Marantha Dawkins
PH.D. IN THE CONSTRUCTED ENVIRONMENT, 2020
Disequilibrium design: Natural infrastructures as climatic experiments
Given the sharp contrast between the period of relative calm we have lived in for the past century and the incapacity of the built environment to contend with increasingly powerful environmental forces, this dissertation asks how scientific models, the natural world, and the failure of infrastructure to unify the two can inform the contemporary project of climate adaptation.
This is a project that is by necessity both theoretical and experimental because the end of the world is both an ideological ordering mechanism and a material question, each informed by the other. Through applied experiments on the Mid-Atlantic coast designing novel natural infrastructures, this research explores methods for designing high-causality landscapes in the context of climate change. It discusses both the epistemological challenge and the methodological potential of mashing disparately scaled and differently paced sciences together: the physics of the whole earth, made possible by extensive computational power; and contemporary infrastructure, made possible by political necessity and bad science.

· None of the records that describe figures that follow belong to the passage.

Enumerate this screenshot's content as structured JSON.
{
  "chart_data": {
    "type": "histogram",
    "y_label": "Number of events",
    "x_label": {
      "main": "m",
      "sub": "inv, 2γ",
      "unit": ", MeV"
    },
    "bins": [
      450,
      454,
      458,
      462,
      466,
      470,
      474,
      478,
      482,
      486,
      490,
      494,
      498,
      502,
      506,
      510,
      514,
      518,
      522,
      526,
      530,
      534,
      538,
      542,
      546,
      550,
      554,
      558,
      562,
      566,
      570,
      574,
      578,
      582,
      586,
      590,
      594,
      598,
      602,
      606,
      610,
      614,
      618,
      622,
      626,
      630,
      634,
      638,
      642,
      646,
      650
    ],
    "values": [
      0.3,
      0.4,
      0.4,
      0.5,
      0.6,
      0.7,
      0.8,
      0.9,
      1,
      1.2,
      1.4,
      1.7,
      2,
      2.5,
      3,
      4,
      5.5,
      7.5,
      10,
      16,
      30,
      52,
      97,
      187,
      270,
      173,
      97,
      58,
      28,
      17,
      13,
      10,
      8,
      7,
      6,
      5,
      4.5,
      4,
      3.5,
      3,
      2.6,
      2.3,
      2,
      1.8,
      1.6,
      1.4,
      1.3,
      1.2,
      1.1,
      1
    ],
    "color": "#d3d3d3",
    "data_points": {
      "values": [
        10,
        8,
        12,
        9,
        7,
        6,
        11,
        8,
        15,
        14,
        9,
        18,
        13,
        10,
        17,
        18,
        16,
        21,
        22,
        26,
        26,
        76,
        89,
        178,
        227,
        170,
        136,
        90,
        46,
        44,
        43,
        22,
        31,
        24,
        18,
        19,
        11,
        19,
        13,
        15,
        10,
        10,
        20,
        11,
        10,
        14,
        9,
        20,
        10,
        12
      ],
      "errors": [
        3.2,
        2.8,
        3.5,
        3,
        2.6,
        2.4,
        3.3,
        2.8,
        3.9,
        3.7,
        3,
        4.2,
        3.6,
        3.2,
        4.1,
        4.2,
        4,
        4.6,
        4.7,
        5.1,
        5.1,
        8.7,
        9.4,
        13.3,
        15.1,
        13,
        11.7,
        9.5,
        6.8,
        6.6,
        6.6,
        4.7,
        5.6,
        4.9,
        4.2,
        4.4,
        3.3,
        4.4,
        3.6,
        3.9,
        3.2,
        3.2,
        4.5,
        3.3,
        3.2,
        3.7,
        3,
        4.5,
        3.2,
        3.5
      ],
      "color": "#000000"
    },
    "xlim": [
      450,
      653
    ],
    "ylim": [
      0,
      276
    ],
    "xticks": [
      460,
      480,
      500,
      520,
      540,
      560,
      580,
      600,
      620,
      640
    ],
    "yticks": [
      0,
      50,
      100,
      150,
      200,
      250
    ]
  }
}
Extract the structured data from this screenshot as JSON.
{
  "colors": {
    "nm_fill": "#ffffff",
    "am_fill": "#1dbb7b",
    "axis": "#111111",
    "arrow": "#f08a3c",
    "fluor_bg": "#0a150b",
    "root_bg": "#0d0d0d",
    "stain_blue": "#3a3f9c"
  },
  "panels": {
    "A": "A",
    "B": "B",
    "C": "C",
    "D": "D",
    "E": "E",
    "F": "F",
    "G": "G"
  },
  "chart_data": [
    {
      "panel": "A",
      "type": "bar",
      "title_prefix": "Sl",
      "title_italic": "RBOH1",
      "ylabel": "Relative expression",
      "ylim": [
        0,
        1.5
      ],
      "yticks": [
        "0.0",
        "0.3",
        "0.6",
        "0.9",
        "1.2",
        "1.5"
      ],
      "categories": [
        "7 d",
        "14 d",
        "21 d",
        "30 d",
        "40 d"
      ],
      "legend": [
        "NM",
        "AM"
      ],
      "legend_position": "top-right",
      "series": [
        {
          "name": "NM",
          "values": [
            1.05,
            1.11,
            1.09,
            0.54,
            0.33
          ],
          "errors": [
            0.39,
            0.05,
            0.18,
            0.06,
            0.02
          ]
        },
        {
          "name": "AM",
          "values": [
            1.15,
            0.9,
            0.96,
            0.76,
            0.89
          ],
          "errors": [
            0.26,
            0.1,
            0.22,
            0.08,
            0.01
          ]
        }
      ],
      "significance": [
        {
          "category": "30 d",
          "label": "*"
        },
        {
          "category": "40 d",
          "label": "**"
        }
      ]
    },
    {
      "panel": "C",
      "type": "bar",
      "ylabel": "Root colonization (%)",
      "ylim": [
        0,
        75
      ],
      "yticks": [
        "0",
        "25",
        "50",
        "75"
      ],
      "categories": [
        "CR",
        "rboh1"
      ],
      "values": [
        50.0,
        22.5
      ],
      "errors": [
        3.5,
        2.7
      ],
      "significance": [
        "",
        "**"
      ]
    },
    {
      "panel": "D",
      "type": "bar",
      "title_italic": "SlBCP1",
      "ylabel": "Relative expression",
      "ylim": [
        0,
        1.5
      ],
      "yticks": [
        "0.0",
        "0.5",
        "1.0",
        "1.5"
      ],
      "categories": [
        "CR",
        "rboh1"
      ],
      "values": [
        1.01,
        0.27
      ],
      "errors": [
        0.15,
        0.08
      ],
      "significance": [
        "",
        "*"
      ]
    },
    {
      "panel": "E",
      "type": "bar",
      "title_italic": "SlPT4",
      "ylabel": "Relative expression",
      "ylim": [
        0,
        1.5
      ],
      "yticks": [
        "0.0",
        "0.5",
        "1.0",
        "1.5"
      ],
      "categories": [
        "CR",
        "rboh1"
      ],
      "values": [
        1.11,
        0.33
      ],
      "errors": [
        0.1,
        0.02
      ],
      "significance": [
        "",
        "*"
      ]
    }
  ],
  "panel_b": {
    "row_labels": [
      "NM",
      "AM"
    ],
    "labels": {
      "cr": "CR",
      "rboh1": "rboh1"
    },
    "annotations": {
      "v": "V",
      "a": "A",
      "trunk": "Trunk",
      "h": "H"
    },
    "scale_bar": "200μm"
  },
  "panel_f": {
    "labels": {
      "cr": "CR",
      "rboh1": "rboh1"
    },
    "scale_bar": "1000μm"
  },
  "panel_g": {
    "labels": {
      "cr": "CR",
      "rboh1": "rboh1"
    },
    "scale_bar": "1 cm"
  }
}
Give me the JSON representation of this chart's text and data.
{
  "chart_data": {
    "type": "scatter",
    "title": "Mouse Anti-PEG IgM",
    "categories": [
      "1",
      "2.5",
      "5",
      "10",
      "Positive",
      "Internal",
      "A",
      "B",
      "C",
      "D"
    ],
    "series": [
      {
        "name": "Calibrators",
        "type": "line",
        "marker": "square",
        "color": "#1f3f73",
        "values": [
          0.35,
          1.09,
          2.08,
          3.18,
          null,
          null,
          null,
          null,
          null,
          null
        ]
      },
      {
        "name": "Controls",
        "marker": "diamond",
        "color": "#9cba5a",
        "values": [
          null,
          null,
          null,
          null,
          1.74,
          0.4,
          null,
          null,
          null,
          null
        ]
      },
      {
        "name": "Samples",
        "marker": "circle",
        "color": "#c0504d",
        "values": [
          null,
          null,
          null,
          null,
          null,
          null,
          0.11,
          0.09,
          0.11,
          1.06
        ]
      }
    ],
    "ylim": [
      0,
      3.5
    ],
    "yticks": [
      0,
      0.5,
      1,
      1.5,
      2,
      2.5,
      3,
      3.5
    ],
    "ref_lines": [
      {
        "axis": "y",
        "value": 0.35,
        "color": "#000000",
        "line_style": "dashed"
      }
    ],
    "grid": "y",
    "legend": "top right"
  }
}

This research contends that landscape design can bind energy into larger climatic systems and in so doing, can use climate change as an engine for complexification. Coupling landscape and climate in service of coevolution and networked feedback can set into motion processes in which the emergent property is a kind of intelligence. In this way, climate adaptation can be a living process built into earth systems rather than a simple question of problem and response.
Bio:
Marantha Dawkins is a PhD candidate in the department of Landscape Architecture. Her work explores how the design of landscape dynamics can structure climate futures. She has a master’s degree in urban design from Carnegie Mellon University, and a bachelor’s in landscape architecture from Cornell University. Before coming to the University of Virginia she worked as an architectural researcher and taught in the architecture program at Carnegie Mellon University. Dawkins’s work explores the role of climate models, the ideology of climate risk, theories of ecological complexity, and nature-based infrastructural techniques through applied experiments that test scales, media, and methods for climate adaptation. Her research calls for epistemological and methodological shifts in the design of infrastructure: a living and changing, rather than stable and mechanistic, model for adaptation and evolution. Her research has been presented and published at venues including CERF, ACADIA, CELA, AMPS, IAAC, and ACSA.